Suddenly he gives up!! ‘it is not the time /To lay wreaths /For yesterday’s crimes’ and Peters seems ready to forget the misbehaviours of his people who may have sold their kith out. His reasons are clear, that tomorrow doesn’t promise anything positive or otherwise, time is an alien and even night will not permit the slackening upon the midnight dreaming. Dreaming upon the wasted years. Drums may have welcomed them home but he calls their coherent African rhythm a gurgle (line 20), a bubbling sound, empty, confused, maybe hypocrite. But they echo the stars and may be a claim for hope. He brings in his Britishness unconsciously in lines 22-24 as he claims that the forest howls as the dark sun appears through the trees. A wolf arising with the full moon. But why a dark sun? Gloom!

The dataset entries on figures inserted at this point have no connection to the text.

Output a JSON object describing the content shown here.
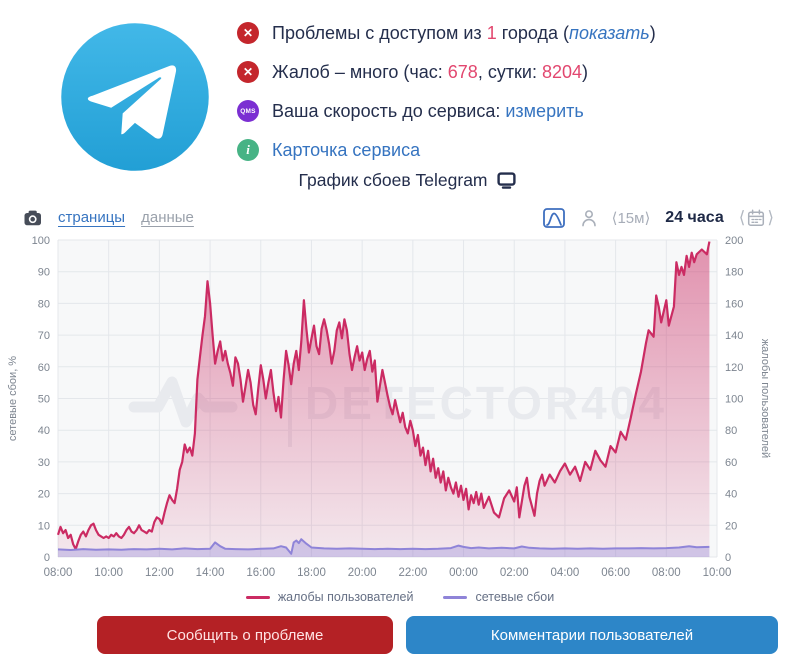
{
  "colors": {
    "accent_pink": "#e2476f",
    "link_blue": "#3674c0",
    "error_red": "#c4262c",
    "speed_purple": "#7b2fd2",
    "info_green": "#47b385",
    "button_red": "#b42125",
    "button_blue": "#2d86c8"
  },
  "status": {
    "rows": [
      {
        "icon": "error-icon",
        "icon_glyph": "✕",
        "parts": [
          {
            "t": "Проблемы с доступом из "
          },
          {
            "t": "1"
          },
          {
            "t": " города ("
          },
          {
            "t": "показать"
          },
          {
            "t": ")"
          }
        ]
      },
      {
        "icon": "error-icon",
        "icon_glyph": "✕",
        "parts": [
          {
            "t": "Жалоб – много (час: "
          },
          {
            "t": "678"
          },
          {
            "t": ", сутки: "
          },
          {
            "t": "8204"
          },
          {
            "t": ")"
          }
        ]
      },
      {
        "icon": "speed-test-icon",
        "icon_glyph": "QMS",
        "parts": [
          {
            "t": "Ваша скорость до сервиса: "
          },
          {
            "t": "измерить"
          }
        ]
      },
      {
        "icon": "info-icon",
        "icon_glyph": "i",
        "parts": [
          {
            "t": "Карточка сервиса"
          }
        ]
      }
    ],
    "title": "График сбоев Telegram"
  },
  "toolbar": {
    "tabs": [
      {
        "label": "страницы"
      },
      {
        "label": "данные"
      }
    ],
    "interval": "⟨15м⟩",
    "range": "24 часа",
    "angle_left": "⟨",
    "angle_right": "⟩"
  },
  "chart_data": {
    "type": "area",
    "title": "График сбоев Telegram",
    "watermark": "DETECTOR404",
    "x_range_hours": [
      0,
      26
    ],
    "x_tick_hours": [
      0,
      2,
      4,
      6,
      8,
      10,
      12,
      14,
      16,
      18,
      20,
      22,
      24,
      26
    ],
    "x_tick_labels": [
      "08:00",
      "10:00",
      "12:00",
      "14:00",
      "16:00",
      "18:00",
      "20:00",
      "22:00",
      "00:00",
      "02:00",
      "04:00",
      "06:00",
      "08:00",
      "10:00"
    ],
    "left_axis": {
      "label": "сетевые сбои, %",
      "min": 0,
      "max": 100,
      "step": 10
    },
    "right_axis": {
      "label": "жалобы пользователей",
      "min": 0,
      "max": 200,
      "step": 20
    },
    "grid": true,
    "legend_position": "bottom",
    "series": [
      {
        "name": "жалобы пользователей",
        "axis": "right",
        "color": "#cb2b63",
        "fill_opacity_top": 0.5,
        "fill_opacity_bottom": 0.08,
        "points": [
          [
            0,
            14
          ],
          [
            0.1,
            19
          ],
          [
            0.2,
            15
          ],
          [
            0.3,
            17
          ],
          [
            0.4,
            12
          ],
          [
            0.5,
            14
          ],
          [
            0.6,
            8
          ],
          [
            0.7,
            5
          ],
          [
            0.8,
            10
          ],
          [
            0.9,
            14
          ],
          [
            1,
            16
          ],
          [
            1.1,
            13
          ],
          [
            1.2,
            17
          ],
          [
            1.3,
            20
          ],
          [
            1.4,
            21
          ],
          [
            1.5,
            17
          ],
          [
            1.6,
            14
          ],
          [
            1.7,
            13
          ],
          [
            1.8,
            12
          ],
          [
            1.9,
            13
          ],
          [
            2,
            12
          ],
          [
            2.1,
            14
          ],
          [
            2.2,
            13
          ],
          [
            2.3,
            15
          ],
          [
            2.4,
            13
          ],
          [
            2.5,
            12
          ],
          [
            2.6,
            14
          ],
          [
            2.7,
            17
          ],
          [
            2.8,
            19
          ],
          [
            2.9,
            16
          ],
          [
            3,
            15
          ],
          [
            3.1,
            17
          ],
          [
            3.2,
            20
          ],
          [
            3.3,
            17
          ],
          [
            3.4,
            16
          ],
          [
            3.5,
            15
          ],
          [
            3.6,
            17
          ],
          [
            3.7,
            16
          ],
          [
            3.8,
            22
          ],
          [
            3.9,
            25
          ],
          [
            4,
            24
          ],
          [
            4.1,
            21
          ],
          [
            4.2,
            28
          ],
          [
            4.3,
            34
          ],
          [
            4.4,
            39
          ],
          [
            4.5,
            36
          ],
          [
            4.6,
            34
          ],
          [
            4.7,
            43
          ],
          [
            4.8,
            55
          ],
          [
            4.9,
            60
          ],
          [
            5,
            71
          ],
          [
            5.1,
            66
          ],
          [
            5.2,
            69
          ],
          [
            5.3,
            64
          ],
          [
            5.4,
            78
          ],
          [
            5.5,
            112
          ],
          [
            5.6,
            126
          ],
          [
            5.7,
            140
          ],
          [
            5.8,
            152
          ],
          [
            5.9,
            174
          ],
          [
            6,
            160
          ],
          [
            6.1,
            140
          ],
          [
            6.2,
            122
          ],
          [
            6.3,
            130
          ],
          [
            6.4,
            136
          ],
          [
            6.5,
            124
          ],
          [
            6.6,
            130
          ],
          [
            6.7,
            122
          ],
          [
            6.8,
            116
          ],
          [
            6.9,
            108
          ],
          [
            7,
            126
          ],
          [
            7.1,
            122
          ],
          [
            7.2,
            112
          ],
          [
            7.3,
            98
          ],
          [
            7.4,
            108
          ],
          [
            7.5,
            118
          ],
          [
            7.6,
            110
          ],
          [
            7.7,
            96
          ],
          [
            7.8,
            90
          ],
          [
            7.9,
            106
          ],
          [
            8,
            121
          ],
          [
            8.1,
            112
          ],
          [
            8.2,
            100
          ],
          [
            8.3,
            110
          ],
          [
            8.4,
            118
          ],
          [
            8.5,
            104
          ],
          [
            8.6,
            92
          ],
          [
            8.7,
            101
          ],
          [
            8.8,
            88
          ],
          [
            8.9,
            112
          ],
          [
            9,
            130
          ],
          [
            9.1,
            121
          ],
          [
            9.2,
            109
          ],
          [
            9.3,
            122
          ],
          [
            9.4,
            130
          ],
          [
            9.5,
            118
          ],
          [
            9.6,
            136
          ],
          [
            9.7,
            162
          ],
          [
            9.8,
            144
          ],
          [
            9.9,
            129
          ],
          [
            10,
            138
          ],
          [
            10.1,
            146
          ],
          [
            10.2,
            133
          ],
          [
            10.3,
            128
          ],
          [
            10.4,
            144
          ],
          [
            10.5,
            150
          ],
          [
            10.6,
            143
          ],
          [
            10.7,
            134
          ],
          [
            10.8,
            122
          ],
          [
            10.9,
            130
          ],
          [
            11,
            143
          ],
          [
            11.1,
            148
          ],
          [
            11.2,
            138
          ],
          [
            11.3,
            150
          ],
          [
            11.4,
            143
          ],
          [
            11.5,
            128
          ],
          [
            11.6,
            118
          ],
          [
            11.7,
            126
          ],
          [
            11.8,
            133
          ],
          [
            11.9,
            124
          ],
          [
            12,
            129
          ],
          [
            12.1,
            118
          ],
          [
            12.2,
            125
          ],
          [
            12.3,
            130
          ],
          [
            12.4,
            117
          ],
          [
            12.5,
            124
          ],
          [
            12.6,
            98
          ],
          [
            12.7,
            108
          ],
          [
            12.8,
            118
          ],
          [
            12.9,
            110
          ],
          [
            13,
            102
          ],
          [
            13.1,
            95
          ],
          [
            13.2,
            90
          ],
          [
            13.3,
            99
          ],
          [
            13.4,
            92
          ],
          [
            13.5,
            85
          ],
          [
            13.6,
            91
          ],
          [
            13.7,
            82
          ],
          [
            13.8,
            78
          ],
          [
            13.9,
            86
          ],
          [
            14,
            80
          ],
          [
            14.1,
            70
          ],
          [
            14.2,
            77
          ],
          [
            14.3,
            64
          ],
          [
            14.4,
            69
          ],
          [
            14.5,
            58
          ],
          [
            14.6,
            67
          ],
          [
            14.7,
            54
          ],
          [
            14.8,
            62
          ],
          [
            14.9,
            50
          ],
          [
            15,
            56
          ],
          [
            15.1,
            47
          ],
          [
            15.2,
            54
          ],
          [
            15.3,
            42
          ],
          [
            15.4,
            50
          ],
          [
            15.5,
            44
          ],
          [
            15.6,
            40
          ],
          [
            15.7,
            47
          ],
          [
            15.8,
            38
          ],
          [
            15.9,
            45
          ],
          [
            16,
            36
          ],
          [
            16.1,
            43
          ],
          [
            16.2,
            30
          ],
          [
            16.3,
            39
          ],
          [
            16.4,
            34
          ],
          [
            16.5,
            41
          ],
          [
            16.6,
            33
          ],
          [
            16.7,
            40
          ],
          [
            16.8,
            31
          ],
          [
            17,
            38
          ],
          [
            17.2,
            28
          ],
          [
            17.4,
            25
          ],
          [
            17.6,
            37
          ],
          [
            17.8,
            42
          ],
          [
            18,
            35
          ],
          [
            18.1,
            44
          ],
          [
            18.2,
            25
          ],
          [
            18.4,
            45
          ],
          [
            18.5,
            50
          ],
          [
            18.6,
            38
          ],
          [
            18.8,
            26
          ],
          [
            18.9,
            40
          ],
          [
            19,
            48
          ],
          [
            19.1,
            52
          ],
          [
            19.2,
            45
          ],
          [
            19.4,
            52
          ],
          [
            19.6,
            47
          ],
          [
            19.8,
            54
          ],
          [
            20,
            59
          ],
          [
            20.2,
            52
          ],
          [
            20.4,
            57
          ],
          [
            20.6,
            48
          ],
          [
            20.8,
            60
          ],
          [
            21,
            55
          ],
          [
            21.2,
            67
          ],
          [
            21.4,
            61
          ],
          [
            21.6,
            57
          ],
          [
            21.8,
            70
          ],
          [
            22,
            66
          ],
          [
            22.2,
            79
          ],
          [
            22.4,
            74
          ],
          [
            22.6,
            88
          ],
          [
            22.8,
            103
          ],
          [
            23,
            117
          ],
          [
            23.2,
            135
          ],
          [
            23.3,
            143
          ],
          [
            23.5,
            139
          ],
          [
            23.6,
            165
          ],
          [
            23.7,
            158
          ],
          [
            23.8,
            148
          ],
          [
            24,
            162
          ],
          [
            24.1,
            146
          ],
          [
            24.3,
            158
          ],
          [
            24.4,
            186
          ],
          [
            24.5,
            178
          ],
          [
            24.6,
            183
          ],
          [
            24.7,
            178
          ],
          [
            24.8,
            190
          ],
          [
            24.9,
            183
          ],
          [
            25,
            192
          ],
          [
            25.1,
            186
          ],
          [
            25.2,
            191
          ],
          [
            25.4,
            194
          ],
          [
            25.6,
            191
          ],
          [
            25.7,
            199
          ]
        ]
      },
      {
        "name": "сетевые сбои",
        "axis": "left",
        "color": "#8f84d8",
        "fill_opacity_top": 0.45,
        "fill_opacity_bottom": 0.35,
        "points": [
          [
            0,
            2.4
          ],
          [
            0.5,
            2.2
          ],
          [
            1,
            2.5
          ],
          [
            1.5,
            2.3
          ],
          [
            2,
            2.4
          ],
          [
            2.5,
            2.3
          ],
          [
            3,
            2.5
          ],
          [
            3.5,
            2.4
          ],
          [
            4,
            2.6
          ],
          [
            4.5,
            2.4
          ],
          [
            5,
            2.7
          ],
          [
            5.5,
            2.5
          ],
          [
            6,
            2.6
          ],
          [
            6.2,
            4.6
          ],
          [
            6.4,
            3.4
          ],
          [
            6.6,
            2.6
          ],
          [
            7,
            2.5
          ],
          [
            7.5,
            2.4
          ],
          [
            8,
            2.6
          ],
          [
            8.5,
            2.7
          ],
          [
            8.8,
            3.4
          ],
          [
            9,
            3
          ],
          [
            9.2,
            1
          ],
          [
            9.3,
            4.6
          ],
          [
            9.4,
            5.2
          ],
          [
            9.5,
            4.4
          ],
          [
            9.6,
            5.6
          ],
          [
            9.8,
            4.2
          ],
          [
            10,
            3
          ],
          [
            10.5,
            2.7
          ],
          [
            11,
            2.6
          ],
          [
            11.5,
            2.7
          ],
          [
            12,
            2.6
          ],
          [
            12.5,
            2.5
          ],
          [
            13,
            2.6
          ],
          [
            13.5,
            2.5
          ],
          [
            14,
            2.6
          ],
          [
            14.5,
            2.5
          ],
          [
            15,
            2.6
          ],
          [
            15.5,
            2.8
          ],
          [
            15.8,
            3.6
          ],
          [
            16,
            3.2
          ],
          [
            16.3,
            2.8
          ],
          [
            16.6,
            3
          ],
          [
            17,
            2.7
          ],
          [
            17.5,
            2.9
          ],
          [
            18,
            2.7
          ],
          [
            18.3,
            3.3
          ],
          [
            18.6,
            2.9
          ],
          [
            19,
            2.7
          ],
          [
            19.5,
            2.6
          ],
          [
            20,
            2.7
          ],
          [
            20.5,
            2.6
          ],
          [
            21,
            2.7
          ],
          [
            21.5,
            2.6
          ],
          [
            22,
            2.7
          ],
          [
            22.5,
            2.7
          ],
          [
            23,
            2.8
          ],
          [
            23.5,
            2.7
          ],
          [
            24,
            2.8
          ],
          [
            24.5,
            3
          ],
          [
            24.9,
            3.4
          ],
          [
            25.2,
            3.1
          ],
          [
            25.7,
            3.2
          ]
        ]
      }
    ]
  },
  "buttons": {
    "report": "Сообщить о проблеме",
    "comments": "Комментарии пользователей"
  }
}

He wanders on in lines 25-31. The dawn falters, morning brings no hope for them against a dark sun, their songs are alien, their march is of death; death of their real selves and Africanness and their loves and tears are as random as the spin of a coin. There is a pity here. Hopeless is the situation they have come to meet at home. The colonialists may be gone but the sun has not risen well on the morning of our independence as Africans. Mind that Peters has once claimed likeness to Alex Haley, the writer of the all-popular movie Roots: The Saga of an American Family, in which Haley mixes fact and fiction to trace his lineage to a West African village. This poem gains more significance now.
Their homecoming is to the natural Africa they left behind – mellow birdsong, hot beaches, boats going to sea for to thresh it of its fish, and the gulls. And though they see little that pleases them outside the natural scenery, they have come home. They have come home where the lightning flash and the thundering rain, the famine, the drought do not bring down the spirit of the man whose flesh is tortured beyond support but of his spirit. And the reason his spirit lives on is the hope of that eternal cry which Africans still cry today; the cry that rings louder above all else even to the unheeding ears of their own people who have made them suffer ill; to have dignity!!

Even his coming home is a reason for thought. The mastery of Peters! After all this, I don’t think I have exhausted the depth of meaning this poem has. I’m certain a couple tens more meanings may still attend it.